THE TIGHTROPE WALKER EXPERIENCES THE CABLE AS ONE DIMENSIONAL.  SHE CAN MOVE ONLY FORWARD OR BACK.  A FLEA ON THE SAME CABLE EXPERIENCES TWO DIMENSIONS.  IT CAN MOVE FORWARD, BACK, AND AROUND THE CABLE, BUT THE SECOND DIMENSION IS SMALL AND "ROLLED UP."  OUR OWN UNIVERSE MAY HAVE OTHER DIMENSIONS TOO SMALL FOR US TO NOTICE.

Illustration by Flavio Robles

For gravity to be strong enough to unite with the other forces at energies accelerators can reach, our world would need only two extra dimensions, extending about a millimeter. More than two extra dimensions would be smaller still.

Objects close enough to lie within them would experience phenomenally greater gravitational attraction. This leads to specific predictions that can soon be put to the test of experiment.

One class of experiments will take place in accelerators, where high-energy collisions could create ripples in the higher-dimensional space, in the form of gravitons escaping into the extra dimensions. Collisions of this kind would appear to violate the first law of thermodynamics, the conservation of mass and energy.

Even more startling to contemplate, accelerators may be able to create black holes, regions smaller than the radius of the extra dimensions where gravity is so strong that nothing can escape. Small black holes quickly evaporate by Hawking radiation -- consisting of orphaned members of pairs of virtual particles whose partners are swallowed by the hole, and which carry off some of the hole's mass -- and this low-energy radiation from a high-energy collision in an accelerator would be an unmistakable signal that a black hole had been formed.

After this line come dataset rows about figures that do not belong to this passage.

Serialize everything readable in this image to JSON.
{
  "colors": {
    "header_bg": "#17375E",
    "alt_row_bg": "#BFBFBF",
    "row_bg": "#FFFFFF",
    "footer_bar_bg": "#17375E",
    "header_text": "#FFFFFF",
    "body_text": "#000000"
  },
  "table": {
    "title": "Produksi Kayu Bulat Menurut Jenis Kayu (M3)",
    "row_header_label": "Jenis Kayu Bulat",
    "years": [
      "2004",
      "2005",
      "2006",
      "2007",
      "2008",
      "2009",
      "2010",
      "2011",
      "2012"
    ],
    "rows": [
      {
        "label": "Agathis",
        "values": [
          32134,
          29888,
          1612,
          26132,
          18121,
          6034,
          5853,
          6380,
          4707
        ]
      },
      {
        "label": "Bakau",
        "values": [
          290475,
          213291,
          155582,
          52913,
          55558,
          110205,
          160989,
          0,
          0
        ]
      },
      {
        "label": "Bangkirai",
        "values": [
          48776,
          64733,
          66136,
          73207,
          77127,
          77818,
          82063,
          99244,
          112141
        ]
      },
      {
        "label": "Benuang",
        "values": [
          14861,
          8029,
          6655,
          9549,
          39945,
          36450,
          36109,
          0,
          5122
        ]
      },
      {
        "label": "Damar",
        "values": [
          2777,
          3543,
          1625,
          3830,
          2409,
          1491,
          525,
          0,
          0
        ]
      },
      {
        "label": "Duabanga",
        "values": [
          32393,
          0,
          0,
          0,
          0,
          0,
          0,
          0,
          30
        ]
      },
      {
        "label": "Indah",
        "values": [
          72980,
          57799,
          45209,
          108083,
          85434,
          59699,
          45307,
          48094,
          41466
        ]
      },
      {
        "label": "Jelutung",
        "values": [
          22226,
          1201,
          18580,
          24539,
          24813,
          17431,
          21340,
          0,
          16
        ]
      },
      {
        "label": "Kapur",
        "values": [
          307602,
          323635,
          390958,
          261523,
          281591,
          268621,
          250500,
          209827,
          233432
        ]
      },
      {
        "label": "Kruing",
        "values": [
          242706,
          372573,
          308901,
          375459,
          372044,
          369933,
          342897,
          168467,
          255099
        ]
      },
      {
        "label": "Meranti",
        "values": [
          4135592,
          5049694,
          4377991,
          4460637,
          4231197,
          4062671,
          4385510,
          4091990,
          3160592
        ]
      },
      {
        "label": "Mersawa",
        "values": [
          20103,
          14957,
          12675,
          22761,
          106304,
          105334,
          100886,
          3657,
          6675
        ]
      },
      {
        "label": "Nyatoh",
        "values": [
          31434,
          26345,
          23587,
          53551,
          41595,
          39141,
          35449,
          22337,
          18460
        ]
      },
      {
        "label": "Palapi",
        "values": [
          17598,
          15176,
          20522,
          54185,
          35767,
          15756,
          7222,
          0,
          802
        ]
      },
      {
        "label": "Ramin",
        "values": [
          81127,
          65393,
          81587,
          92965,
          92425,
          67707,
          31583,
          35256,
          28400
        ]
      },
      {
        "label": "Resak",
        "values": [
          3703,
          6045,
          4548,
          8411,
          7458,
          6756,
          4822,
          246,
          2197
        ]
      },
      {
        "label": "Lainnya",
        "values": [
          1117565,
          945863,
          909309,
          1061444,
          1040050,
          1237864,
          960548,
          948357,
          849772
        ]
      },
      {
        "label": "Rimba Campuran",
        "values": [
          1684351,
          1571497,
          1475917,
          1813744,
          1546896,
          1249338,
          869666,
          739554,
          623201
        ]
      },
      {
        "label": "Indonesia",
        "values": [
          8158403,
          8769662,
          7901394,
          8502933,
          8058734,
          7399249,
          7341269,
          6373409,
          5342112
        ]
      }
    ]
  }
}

Another class of experiments will take place on the tabletop, where increasingly sophisticated systems of moving masses are directly measuring the force of gravity at ever closer distances. With one such experiment, Jens Gundlach of the University of Washington recently measured G more accurately than ever before, at distances under a millimeter. So far, Gundlach has seen no sudden wild increases in gravitational attraction, but there's still a big gap to close.

Implications for String Theory and Dark Matter

Although the theory of gravity in extra dimensions is not string theory, which characterizes fundamental particles as bits of "string" vibrating in numerous, incredibly compact extra dimensions, Arkani-Hamed and his colleagues have shown that their theory is in fact compatible with string theory.

Imagine, rather than a single-dimensional optic fiber or a high wire, that the photons and other bosons that carry electromagnetism and the nuclear forces are confined to a two-dimensional "wall" in a multidimensional "bulk." Only gravitons are free to move off the wall. In string theory, such walls are called "D-branes."

The picture suggests possible solutions to many outstanding questions in physics and astrophysics. If there are other 'branes in the bulk -- real worlds less than a millimeter from our own, stacked up like sheets of paper -- invisible masses confined to these parallel worlds could be the universe's mysterious dark matter, whose gravitation we feel even though its source is invisible.

"Or instead of invoking parallel universes, we might live on a folded universe," Arkani-Hamed suggests. "In this view, 'dark matter' might be just ordinary matter, because the light from a star on a fold only one millimeter away might have to travel billions of light years along the wall to reach us. Although we feel its gravity, we haven't seen it yet."

Arkani-Hamed says that "all the old mysteries of the Standard Model can be addressed in this theory," and that, indeed, "the most extraordinary thing about the theory is that it didn't die an immediate death. It explains a lot and raises a lot of possibilities, yet it contradicts no experimental results." He adds, "If we do the experiments, we have a good chance of seeing evidence for or against these ideas in the next 10 years."